This work addresses the limitations of conventional Kolmogorov–Arnold Networks (KANs) in adaptively handling scientific computing problems characterized by abrupt variations, strong non-uniformity, or local stiffness. To overcome this, the authors propose Geometry-aware KAN (GeoKAN), which introduces a learnable diagonal Riemannian metric into the KAN framework for the first time. This enables dynamic adjustment of local representation resolution through geometrically adaptive coordinate transformations. By integrating basis function expansions—such as radial basis functions, wavelets, and Fourier series—with feature mixing mechanisms, the framework yields several variants, including GeoKAN-NNMetric, GeoKAN-γ, and LM-KAN. Empirical results demonstrate that GeoKAN significantly enhances approximation accuracy and generalization capability for sharp, stiff, and highly non-uniform functions in scientific machine learning and surrogate modeling of differential equations.

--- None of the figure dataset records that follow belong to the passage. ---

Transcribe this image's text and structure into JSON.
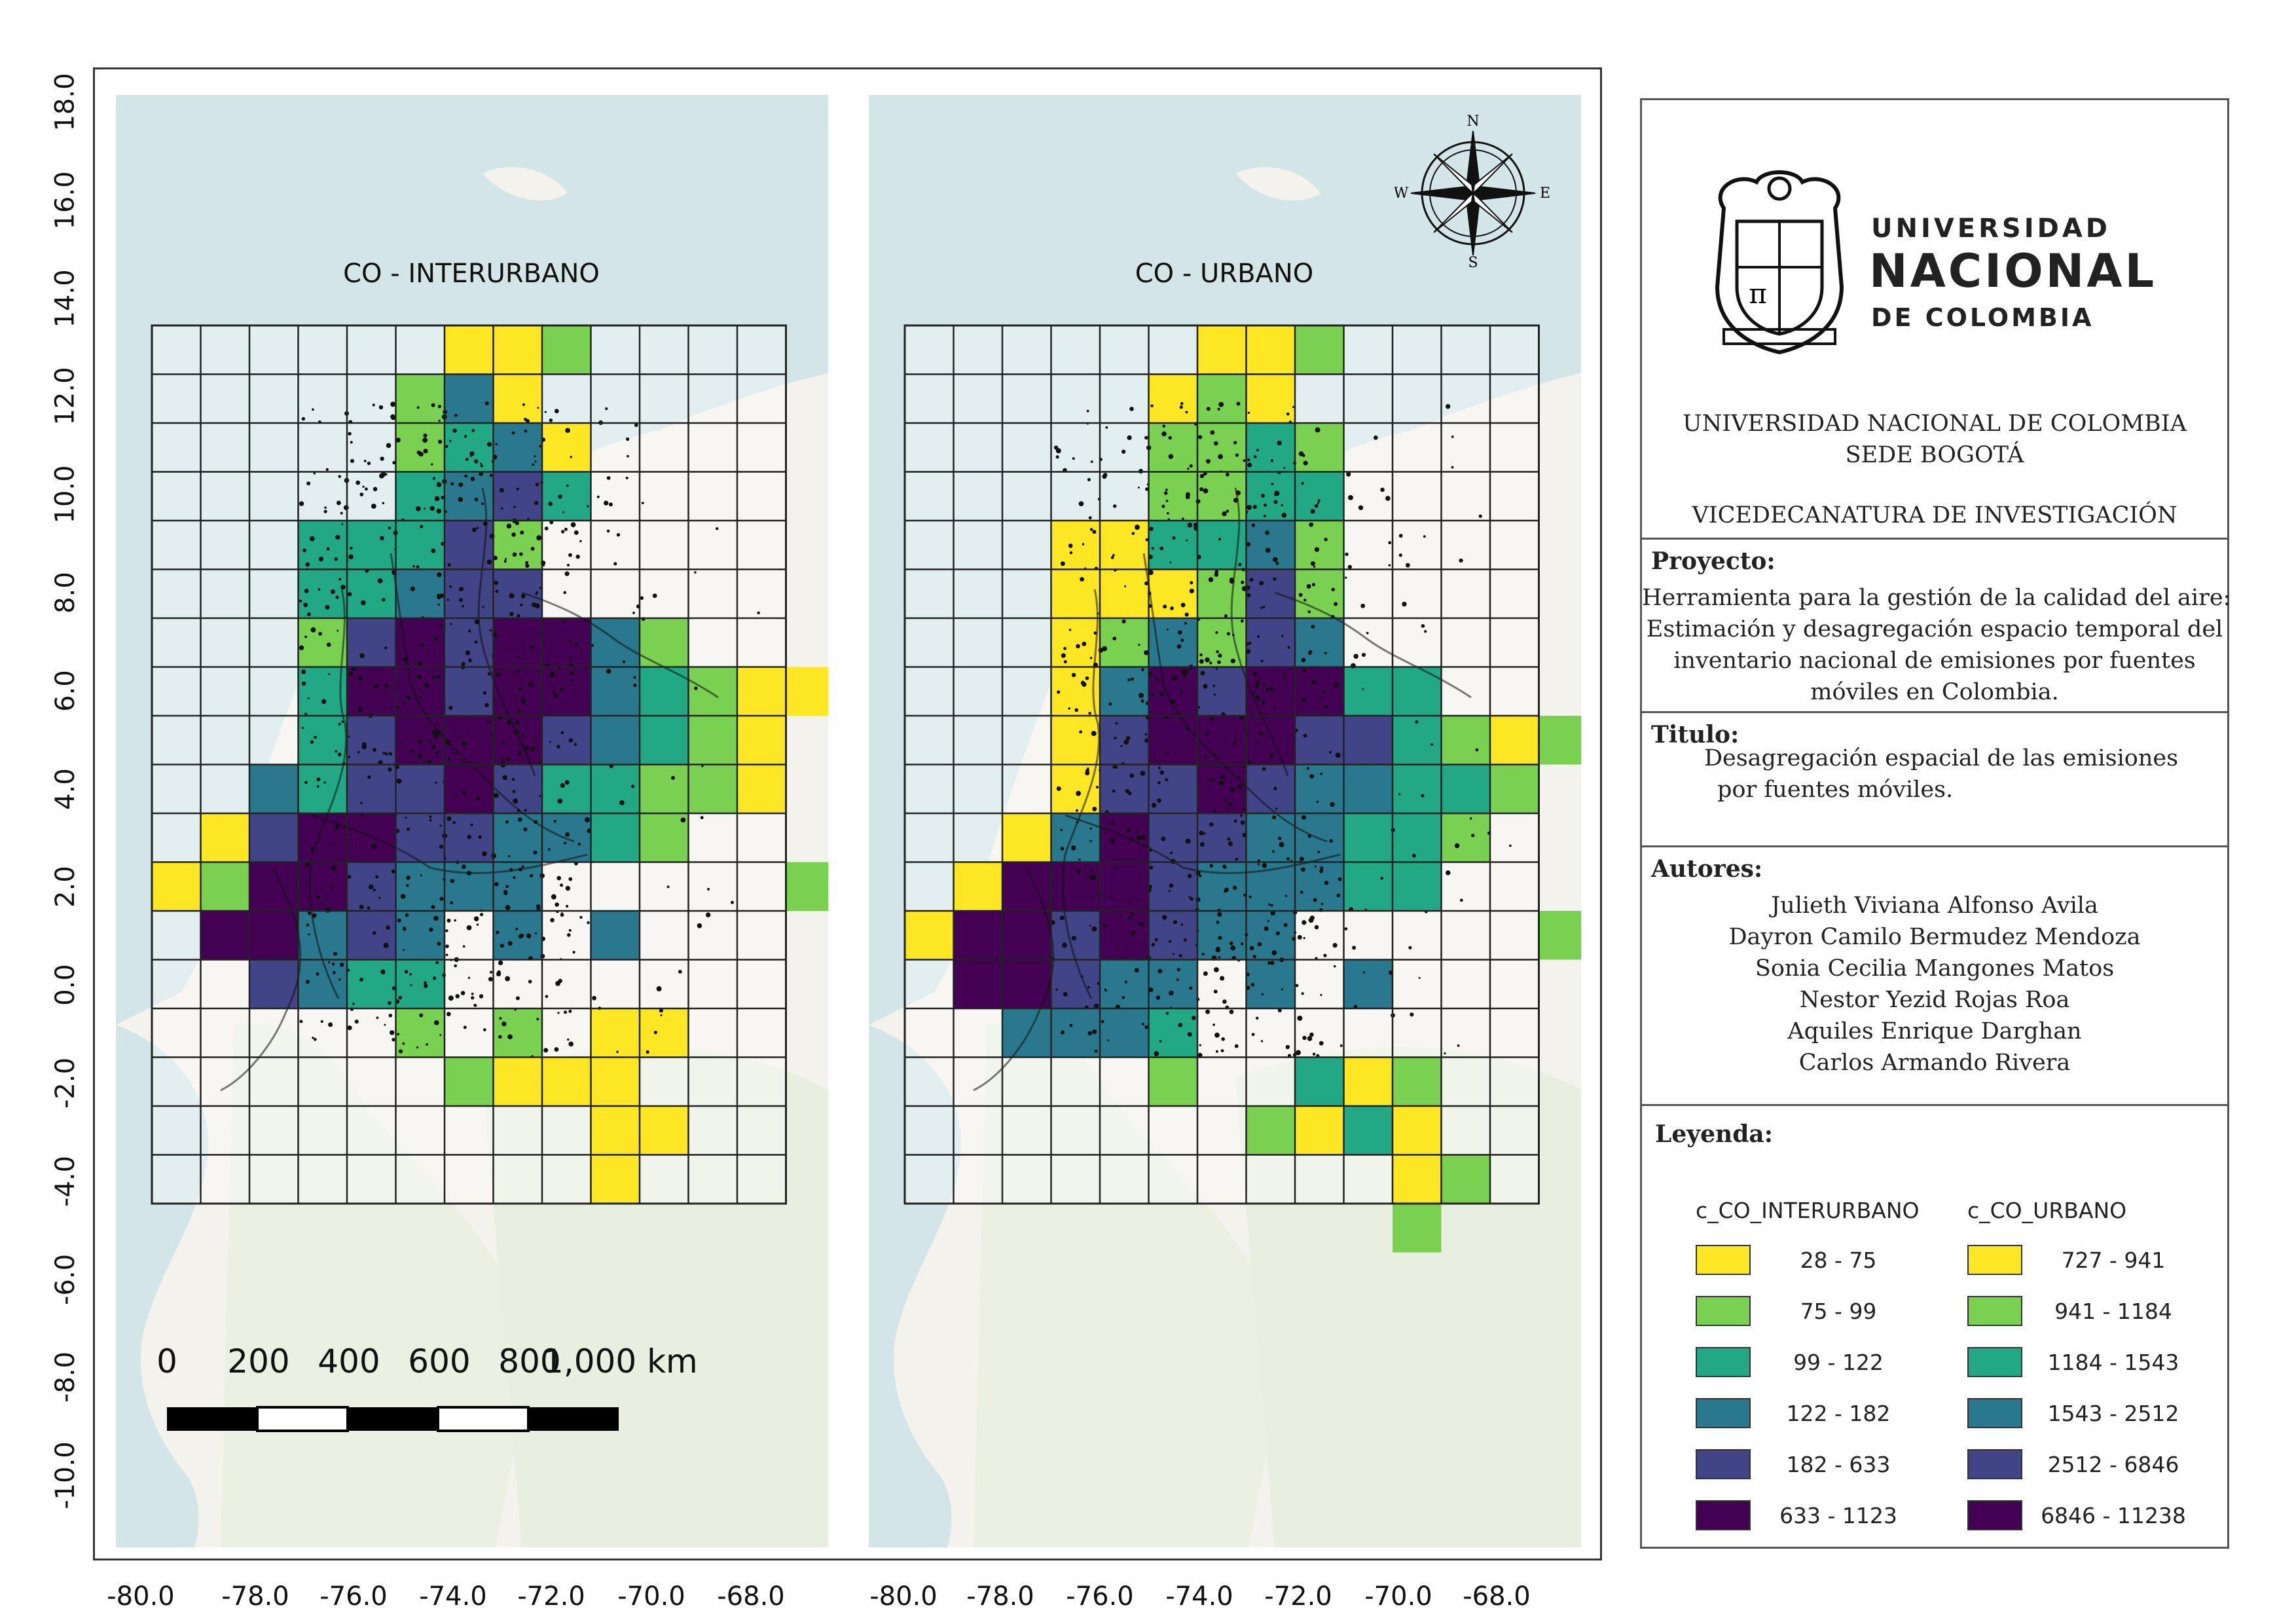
{
  "maps": [
    {
      "id": "interurbano",
      "title": "CO - INTERURBANO",
      "cells": [
        [
          0,
          6,
          0
        ],
        [
          0,
          7,
          0
        ],
        [
          0,
          8,
          1
        ],
        [
          1,
          5,
          1
        ],
        [
          1,
          6,
          3
        ],
        [
          1,
          7,
          0
        ],
        [
          2,
          5,
          1
        ],
        [
          2,
          6,
          2
        ],
        [
          2,
          7,
          3
        ],
        [
          2,
          8,
          0
        ],
        [
          3,
          5,
          2
        ],
        [
          3,
          6,
          3
        ],
        [
          3,
          7,
          4
        ],
        [
          3,
          8,
          2
        ],
        [
          4,
          3,
          2
        ],
        [
          4,
          4,
          2
        ],
        [
          4,
          5,
          2
        ],
        [
          4,
          6,
          4
        ],
        [
          4,
          7,
          1
        ],
        [
          5,
          3,
          2
        ],
        [
          5,
          4,
          2
        ],
        [
          5,
          5,
          3
        ],
        [
          5,
          6,
          4
        ],
        [
          5,
          7,
          4
        ],
        [
          6,
          3,
          1
        ],
        [
          6,
          4,
          4
        ],
        [
          6,
          5,
          5
        ],
        [
          6,
          6,
          4
        ],
        [
          6,
          7,
          5
        ],
        [
          6,
          8,
          5
        ],
        [
          6,
          9,
          3
        ],
        [
          6,
          10,
          1
        ],
        [
          7,
          3,
          2
        ],
        [
          7,
          4,
          5
        ],
        [
          7,
          5,
          5
        ],
        [
          7,
          6,
          4
        ],
        [
          7,
          7,
          5
        ],
        [
          7,
          8,
          5
        ],
        [
          7,
          9,
          3
        ],
        [
          7,
          10,
          2
        ],
        [
          7,
          11,
          1
        ],
        [
          7,
          12,
          0
        ],
        [
          7,
          13,
          0
        ],
        [
          8,
          3,
          2
        ],
        [
          8,
          4,
          4
        ],
        [
          8,
          5,
          5
        ],
        [
          8,
          6,
          5
        ],
        [
          8,
          7,
          5
        ],
        [
          8,
          8,
          4
        ],
        [
          8,
          9,
          3
        ],
        [
          8,
          10,
          2
        ],
        [
          8,
          11,
          1
        ],
        [
          8,
          12,
          0
        ],
        [
          9,
          2,
          3
        ],
        [
          9,
          3,
          2
        ],
        [
          9,
          4,
          4
        ],
        [
          9,
          5,
          4
        ],
        [
          9,
          6,
          5
        ],
        [
          9,
          7,
          4
        ],
        [
          9,
          8,
          2
        ],
        [
          9,
          9,
          2
        ],
        [
          9,
          10,
          1
        ],
        [
          9,
          11,
          1
        ],
        [
          9,
          12,
          0
        ],
        [
          10,
          1,
          0
        ],
        [
          10,
          2,
          4
        ],
        [
          10,
          3,
          5
        ],
        [
          10,
          4,
          5
        ],
        [
          10,
          5,
          4
        ],
        [
          10,
          6,
          4
        ],
        [
          10,
          7,
          3
        ],
        [
          10,
          8,
          3
        ],
        [
          10,
          9,
          2
        ],
        [
          10,
          10,
          1
        ],
        [
          11,
          0,
          0
        ],
        [
          11,
          1,
          1
        ],
        [
          11,
          2,
          5
        ],
        [
          11,
          3,
          5
        ],
        [
          11,
          4,
          4
        ],
        [
          11,
          5,
          3
        ],
        [
          11,
          6,
          3
        ],
        [
          11,
          7,
          3
        ],
        [
          11,
          13,
          1
        ],
        [
          12,
          1,
          5
        ],
        [
          12,
          2,
          5
        ],
        [
          12,
          3,
          3
        ],
        [
          12,
          4,
          4
        ],
        [
          12,
          5,
          3
        ],
        [
          12,
          7,
          3
        ],
        [
          12,
          9,
          3
        ],
        [
          13,
          2,
          4
        ],
        [
          13,
          3,
          3
        ],
        [
          13,
          4,
          2
        ],
        [
          13,
          5,
          2
        ],
        [
          14,
          5,
          1
        ],
        [
          14,
          7,
          1
        ],
        [
          14,
          9,
          0
        ],
        [
          14,
          10,
          0
        ],
        [
          15,
          6,
          1
        ],
        [
          15,
          7,
          0
        ],
        [
          15,
          8,
          0
        ],
        [
          15,
          9,
          0
        ],
        [
          16,
          9,
          0
        ],
        [
          16,
          10,
          0
        ],
        [
          17,
          9,
          0
        ]
      ]
    },
    {
      "id": "urbano",
      "title": "CO - URBANO",
      "cells": [
        [
          0,
          6,
          0
        ],
        [
          0,
          7,
          0
        ],
        [
          0,
          8,
          1
        ],
        [
          1,
          5,
          0
        ],
        [
          1,
          6,
          1
        ],
        [
          1,
          7,
          0
        ],
        [
          2,
          5,
          1
        ],
        [
          2,
          6,
          1
        ],
        [
          2,
          7,
          2
        ],
        [
          2,
          8,
          1
        ],
        [
          3,
          5,
          1
        ],
        [
          3,
          6,
          1
        ],
        [
          3,
          7,
          2
        ],
        [
          3,
          8,
          2
        ],
        [
          4,
          3,
          0
        ],
        [
          4,
          4,
          0
        ],
        [
          4,
          5,
          2
        ],
        [
          4,
          6,
          2
        ],
        [
          4,
          7,
          3
        ],
        [
          4,
          8,
          1
        ],
        [
          5,
          3,
          0
        ],
        [
          5,
          4,
          0
        ],
        [
          5,
          5,
          0
        ],
        [
          5,
          6,
          1
        ],
        [
          5,
          7,
          4
        ],
        [
          5,
          8,
          1
        ],
        [
          6,
          3,
          0
        ],
        [
          6,
          4,
          1
        ],
        [
          6,
          5,
          3
        ],
        [
          6,
          6,
          1
        ],
        [
          6,
          7,
          4
        ],
        [
          6,
          8,
          3
        ],
        [
          7,
          3,
          0
        ],
        [
          7,
          4,
          3
        ],
        [
          7,
          5,
          5
        ],
        [
          7,
          6,
          4
        ],
        [
          7,
          7,
          5
        ],
        [
          7,
          8,
          5
        ],
        [
          7,
          9,
          2
        ],
        [
          7,
          10,
          2
        ],
        [
          8,
          3,
          0
        ],
        [
          8,
          4,
          4
        ],
        [
          8,
          5,
          5
        ],
        [
          8,
          6,
          5
        ],
        [
          8,
          7,
          5
        ],
        [
          8,
          8,
          4
        ],
        [
          8,
          9,
          4
        ],
        [
          8,
          10,
          2
        ],
        [
          8,
          11,
          1
        ],
        [
          8,
          12,
          0
        ],
        [
          8,
          13,
          1
        ],
        [
          9,
          3,
          0
        ],
        [
          9,
          4,
          4
        ],
        [
          9,
          5,
          4
        ],
        [
          9,
          6,
          5
        ],
        [
          9,
          7,
          4
        ],
        [
          9,
          8,
          3
        ],
        [
          9,
          9,
          3
        ],
        [
          9,
          10,
          2
        ],
        [
          9,
          11,
          2
        ],
        [
          9,
          12,
          1
        ],
        [
          10,
          2,
          0
        ],
        [
          10,
          3,
          3
        ],
        [
          10,
          4,
          5
        ],
        [
          10,
          5,
          4
        ],
        [
          10,
          6,
          4
        ],
        [
          10,
          7,
          3
        ],
        [
          10,
          8,
          3
        ],
        [
          10,
          9,
          2
        ],
        [
          10,
          10,
          2
        ],
        [
          10,
          11,
          1
        ],
        [
          11,
          1,
          0
        ],
        [
          11,
          2,
          5
        ],
        [
          11,
          3,
          5
        ],
        [
          11,
          4,
          5
        ],
        [
          11,
          5,
          4
        ],
        [
          11,
          6,
          3
        ],
        [
          11,
          7,
          3
        ],
        [
          11,
          8,
          3
        ],
        [
          11,
          9,
          2
        ],
        [
          11,
          10,
          2
        ],
        [
          12,
          0,
          0
        ],
        [
          12,
          1,
          5
        ],
        [
          12,
          2,
          5
        ],
        [
          12,
          3,
          4
        ],
        [
          12,
          4,
          5
        ],
        [
          12,
          5,
          4
        ],
        [
          12,
          6,
          3
        ],
        [
          12,
          7,
          3
        ],
        [
          12,
          13,
          1
        ],
        [
          13,
          1,
          5
        ],
        [
          13,
          2,
          5
        ],
        [
          13,
          3,
          4
        ],
        [
          13,
          4,
          3
        ],
        [
          13,
          5,
          3
        ],
        [
          13,
          7,
          3
        ],
        [
          13,
          9,
          3
        ],
        [
          14,
          2,
          3
        ],
        [
          14,
          3,
          3
        ],
        [
          14,
          4,
          3
        ],
        [
          14,
          5,
          2
        ],
        [
          15,
          5,
          1
        ],
        [
          15,
          8,
          2
        ],
        [
          15,
          9,
          0
        ],
        [
          15,
          10,
          1
        ],
        [
          16,
          7,
          1
        ],
        [
          16,
          8,
          0
        ],
        [
          16,
          9,
          2
        ],
        [
          16,
          10,
          0
        ],
        [
          17,
          10,
          0
        ],
        [
          17,
          11,
          1
        ],
        [
          18,
          10,
          1
        ]
      ]
    }
  ],
  "axes": {
    "y_ticks": [
      "18.0",
      "16.0",
      "14.0",
      "12.0",
      "10.0",
      "8.0",
      "6.0",
      "4.0",
      "2.0",
      "0.0",
      "-2.0",
      "-4.0",
      "-6.0",
      "-8.0",
      "-10.0"
    ],
    "x_ticks": [
      "-80.0",
      "-78.0",
      "-76.0",
      "-74.0",
      "-72.0",
      "-70.0",
      "-68.0"
    ]
  },
  "compass": {
    "n": "N",
    "s": "S",
    "e": "E",
    "w": "W"
  },
  "scalebar": {
    "labels": [
      "0",
      "200",
      "400",
      "600",
      "800",
      "1,000 km"
    ]
  },
  "info": {
    "university": {
      "line1": "UNIVERSIDAD",
      "line2": "NACIONAL",
      "line3": "DE COLOMBIA"
    },
    "institution": [
      "UNIVERSIDAD NACIONAL DE COLOMBIA",
      "SEDE BOGOTÁ"
    ],
    "office": "VICEDECANATURA DE INVESTIGACIÓN",
    "project_heading": "Proyecto:",
    "project_lines": [
      "Herramienta para la gestión de la calidad del aire:",
      "Estimación y desagregación espacio temporal del",
      "inventario nacional de emisiones por fuentes",
      "móviles en Colombia."
    ],
    "title_heading": "Titulo:",
    "title_lines": [
      "Desagregación espacial de las emisiones",
      "por fuentes móviles."
    ],
    "authors_heading": "Autores:",
    "authors": [
      "Julieth Viviana Alfonso Avila",
      "Dayron Camilo Bermudez Mendoza",
      "Sonia Cecilia Mangones Matos",
      "Nestor Yezid Rojas Roa",
      "Aquiles Enrique Darghan",
      "Carlos Armando Rivera"
    ],
    "legend_heading": "Leyenda:"
  },
  "legend": {
    "col1_title": "c_CO_INTERURBANO",
    "col2_title": "c_CO_URBANO",
    "colors": [
      "#fde725",
      "#7ad151",
      "#22a884",
      "#2a788e",
      "#414487",
      "#440154"
    ],
    "col1": [
      "28 - 75",
      "75 - 99",
      "99 - 122",
      "122 - 182",
      "182 - 633",
      "633 - 1123"
    ],
    "col2": [
      "727 - 941",
      "941 - 1184",
      "1184 - 1543",
      "1543 - 2512",
      "2512 - 6846",
      "6846 - 11238"
    ]
  }
}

We introduce Geometric Kolmogorov--Arnold Networks (GeoKANs), a family of geometry-aware KAN-type models in which approximation is carried out in learned, geometry-adapted coordinates rather than in fixed Euclidean input coordinates. GeoKAN achieves this by learning a diagonal Riemannian metric that warps the input before basis expansion and feature mixing. The learned metric provides a geometric inductive bias through local length scaling and volume distortion, and in physics-informed settings it also affects the differential structure seen by the model. Within this framework, we develop three main variants, namely GeoKAN-NNMetric, GeoKAN-$γ$, and LM-KAN. For LM-KAN, we further consider three basis-specific versions, LM-KAN-RBF, LM-KAN-Wav, and LM-KAN-Fourier. These variants allow us to study geometry-aware KAN models both as general function approximators and as surrogates in physics-informed learning. By stretching regions with rapid variation and compressing smoother regions, GeoKAN reallocates representational resolution in a task-dependent manner, allowing the model to place capacity where it is most needed. As a result, GeoKAN is well suited to sharp, stiff, localized, and strongly non-uniform regimes arising in scientific machine learning and differential-equation problems.